By Ben Marks, Senior Editor, Collectors Weekly
Tyler Stout was born under a bad sign in a crossfire hurricane. Raised by a pride of pumas in the Chilean Andes, Stout learned draftsmanship from a seven-fingered alien, who found himself stranded in the Southern Hemisphere after being lured there by the lines and symbols scratched into the nearby Nazca Desert. As it turns out, the marks were a cruel prank on Stout’s multi-digit mentor, perpetrated by a rival race of three-thumbed creatures known as slurgs, who were mostly into sculpture. To this day, Stout hates three-dimensional art.
Or not.
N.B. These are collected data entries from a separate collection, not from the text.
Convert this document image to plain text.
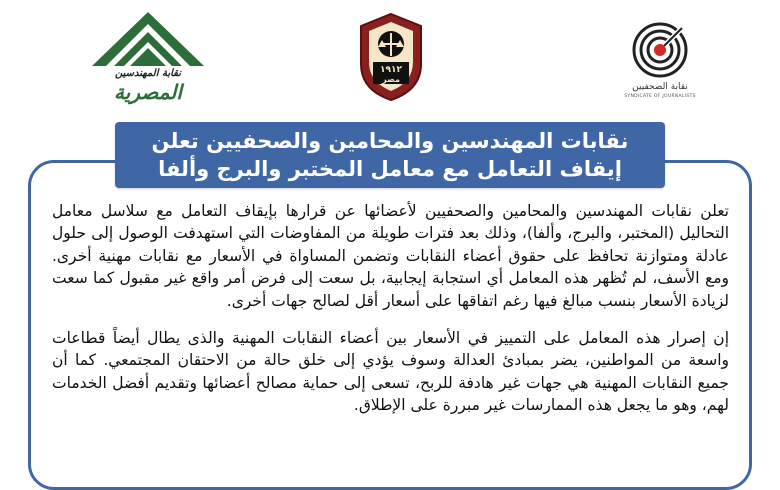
نقابة المهندسين
المصرية
١٩١٢
مصر
نقابة الصحفيين
SYNDICATE OF JOURNALISTS
نقابات المهندسين والمحامين والصحفيين تعلن
إيقاف التعامل مع معامل المختبر والبرج وألفا

تعلن نقابات المهندسين والمحامين والصحفيين لأعضائها عن قرارها بإيقاف التعامل مع سلاسل معامل التحاليل (المختبر، والبرج، وألفا)، وذلك بعد فترات طويلة من المفاوضات التي استهدفت الوصول إلى حلول عادلة ومتوازنة تحافظ على حقوق أعضاء النقابات وتضمن المساواة في الأسعار مع نقابات مهنية أخرى. ومع الأسف، لم تُظهر هذه المعامل أي استجابة إيجابية، بل سعت إلى فرض أمر واقع غير مقبول كما سعت لزيادة الأسعار بنسب مبالغ فيها رغم اتفاقها على أسعار أقل لصالح جهات أخرى.

إن إصرار هذه المعامل على التمييز في الأسعار بين أعضاء النقابات المهنية والذى يطال أيضاً قطاعات واسعة من المواطنين، يضر بمبادئ العدالة وسوف يؤدي إلى خلق حالة من الاحتقان المجتمعي. كما أن جميع النقابات المهنية هي جهات غير هادفة للربح، تسعى إلى حماية مصالح أعضائها وتقديم أفضل الخدمات لهم، وهو ما يجعل هذه الممارسات غير مبررة على الإطلاق.
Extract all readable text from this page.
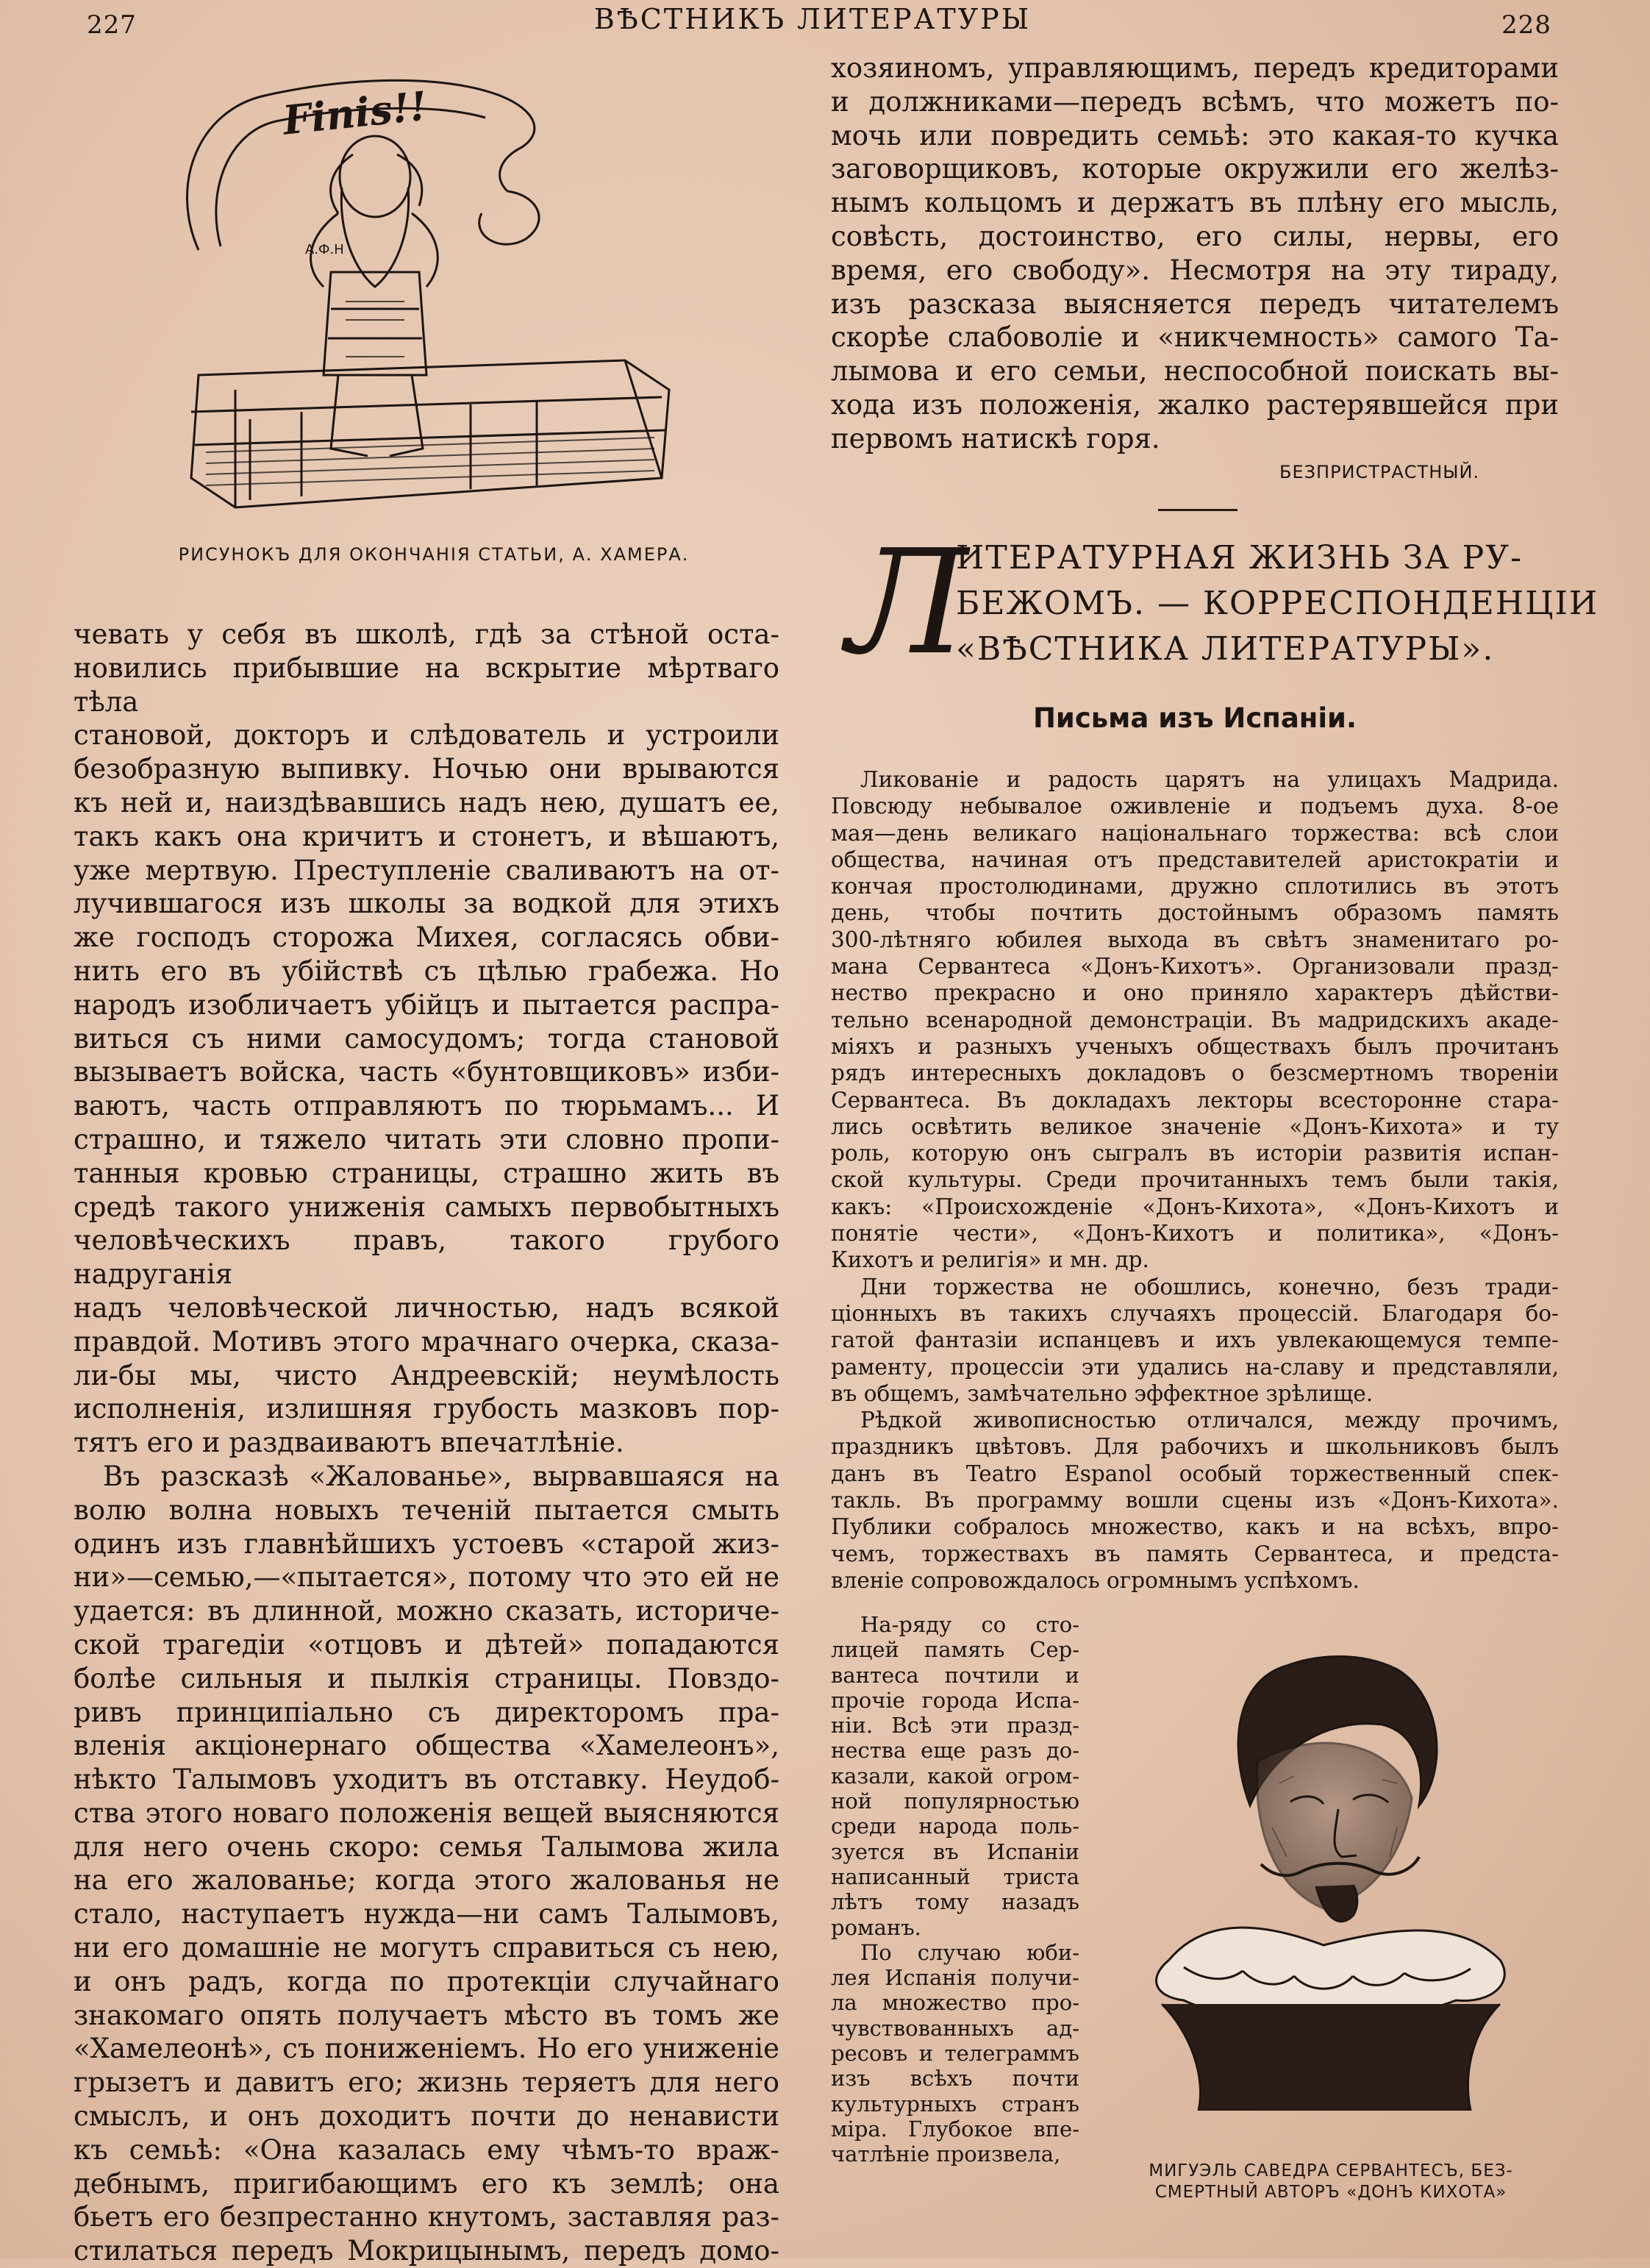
227	ВѢСТНИКЪ ЛИТЕРАТУРЫ	228
Finis!!
А.Ф.Н
РИСУНОКЪ ДЛЯ ОКОНЧАНІЯ СТАТЬИ, А. ХАМЕРА.

чевать у себя въ школѣ, гдѣ за стѣной оста-

новились прибывшие на вскрытие мѣртваго тѣла

становой, докторъ и слѣдователь и устроили

безобразную выпивку. Ночью они врываются

къ ней и, наиздѣвавшись надъ нею, душатъ ее,

такъ какъ она кричитъ и стонетъ, и вѣшаютъ,

уже мертвую. Преступленіе сваливаютъ на от-

лучившагося изъ школы за водкой для этихъ

же господъ сторожа Михея, согласясь обви-

нить его въ убійствѣ съ цѣлью грабежа. Но

народъ изобличаетъ убійцъ и пытается распра-

виться съ ними самосудомъ; тогда становой

вызываетъ войска, часть «бунтовщиковъ» изби-

ваютъ, часть отправляютъ по тюрьмамъ... И

страшно, и тяжело читать эти словно пропи-

танныя кровью страницы, страшно жить въ

средѣ такого униженія самыхъ первобытныхъ

человѣческихъ правъ, такого грубого надруганія

надъ человѣческой личностью, надъ всякой

правдой. Мотивъ этого мрачнаго очерка, сказа-

ли-бы мы, чисто Андреевскій; неумѣлость

исполненія, излишняя грубость мазковъ пор-

тятъ его и раздваиваютъ впечатлѣніе.

Въ разсказѣ «Жалованье», вырвавшаяся на

волю волна новыхъ теченій пытается смыть

одинъ изъ главнѣйшихъ устоевъ «старой жиз-

ни»—семью,—«пытается», потому что это ей не

удается: въ длинной, можно сказать, историче-

ской трагедіи «отцовъ и дѣтей» попадаются

болѣе сильныя и пылкія страницы. Повздо-

ривъ принципіально съ директоромъ пра-

вленія акціонернаго общества «Хамелеонъ»,

нѣкто Талымовъ уходитъ въ отставку. Неудоб-

ства этого новаго положенія вещей выясняются

для него очень скоро: семья Талымова жила

на его жалованье; когда этого жалованья не

стало, наступаетъ нужда—ни самъ Талымовъ,

ни его домашніе не могутъ справиться съ нею,

и онъ радъ, когда по протекціи случайнаго

знакомаго опять получаетъ мѣсто въ томъ же

«Хамелеонѣ», съ пониженіемъ. Но его униженіе

грызетъ и давитъ его; жизнь теряетъ для него

смыслъ, и онъ доходитъ почти до ненависти

къ семьѣ: «Она казалась ему чѣмъ-то враж-

дебнымъ, пригибающимъ его къ землѣ; она

бьетъ его безпрестанно кнутомъ, заставляя раз-

стилаться передъ Мокрицынымъ, передъ домо-

хозяиномъ, управляющимъ, передъ кредиторами

и должниками—передъ всѣмъ, что можетъ по-

мочь или повредить семьѣ: это какая-то кучка

заговорщиковъ, которые окружили его желѣз-

нымъ кольцомъ и держатъ въ плѣну его мысль,

совѣсть, достоинство, его силы, нервы, его

время, его свободу». Несмотря на эту тираду,

изъ разсказа выясняется передъ читателемъ

скорѣе слабоволіе и «никчемность» самого Та-

лымова и его семьи, неспособной поискать вы-

хода изъ положенія, жалко растерявшейся при

первомъ натискѣ горя.

БЕЗПРИСТРАСТНЫЙ.
Л

ИТЕРАТУРНАЯ ЖИЗНЬ ЗА РУ-

БЕЖОМЪ. — КОРРЕСПОНДЕНЦІИ

«ВѢСТНИКА ЛИТЕРАТУРЫ».

Письма изъ Испаніи.

Ликованіе и радость царятъ на улицахъ Мадрида.

Повсюду небывалое оживленіе и подъемъ духа. 8-ое

мая—день великаго національнаго торжества: всѣ слои

общества, начиная отъ представителей аристократіи и

кончая простолюдинами, дружно сплотились въ этотъ

день, чтобы почтить достойнымъ образомъ память

300-лѣтняго юбилея выхода въ свѣтъ знаменитаго ро-

мана Сервантеса «Донъ-Кихотъ». Организовали празд-

нество прекрасно и оно приняло характеръ дѣйстви-

тельно всенародной демонстраціи. Въ мадридскихъ акаде-

міяхъ и разныхъ ученыхъ обществахъ былъ прочитанъ

рядъ интересныхъ докладовъ о безсмертномъ твореніи

Сервантеса. Въ докладахъ лекторы всесторонне стара-

лись освѣтить великое значеніе «Донъ-Кихота» и ту

роль, которую онъ сыгралъ въ исторіи развитія испан-

ской культуры. Среди прочитанныхъ темъ были такія,

какъ: «Происхожденіе «Донъ-Кихота», «Донъ-Кихотъ и

понятіе чести», «Донъ-Кихотъ и политика», «Донъ-

Кихотъ и религія» и мн. др.

Дни торжества не обошлись, конечно, безъ тради-

ціонныхъ въ такихъ случаяхъ процессій. Благодаря бо-

гатой фантазіи испанцевъ и ихъ увлекающемуся темпе-

раменту, процессіи эти удались на-славу и представляли,

въ общемъ, замѣчательно эффектное зрѣлище.

Рѣдкой живописностью отличался, между прочимъ,

праздникъ цвѣтовъ. Для рабочихъ и школьниковъ былъ

данъ въ Teatro Espanol особый торжественный спек-

такль. Въ программу вошли сцены изъ «Донъ-Кихота».

Публики собралось множество, какъ и на всѣхъ, впро-

чемъ, торжествахъ въ память Сервантеса, и предста-

вленіе сопровождалось огромнымъ успѣхомъ.

На-ряду со сто-

лицей память Сер-

вантеса почтили и

прочіе города Испа-

ніи. Всѣ эти празд-

нества еще разъ до-

казали, какой огром-

ной популярностью

среди народа поль-

зуется въ Испаніи

написанный триста

лѣтъ тому назадъ

романъ.

По случаю юби-

лея Испанія получи-

ла множество про-

чувствованныхъ ад-

ресовъ и телеграммъ

изъ всѣхъ почти

культурныхъ странъ

міра. Глубокое впе-

чатлѣніе произвела,

МИГУЭЛЬ САВЕДРА СЕРВАНТЕСЪ, БЕЗ-
СМЕРТНЫЙ АВТОРЪ «ДОНЪ КИХОТА»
But if you talk to the artist, or just trade a bunch of emails with him as I did recently, you get the strong sense that while Stout is ultimately a generous individual (he looks disarmingly like Ron Howard), he’s also a person who values his privacy, hence our email exchange rather than a telephone call. It’s as if, to paraphrase the song, he doesn’t mind being a painter where everyone comes to look, but he’s squeamish about doing anything where his life’s an open book.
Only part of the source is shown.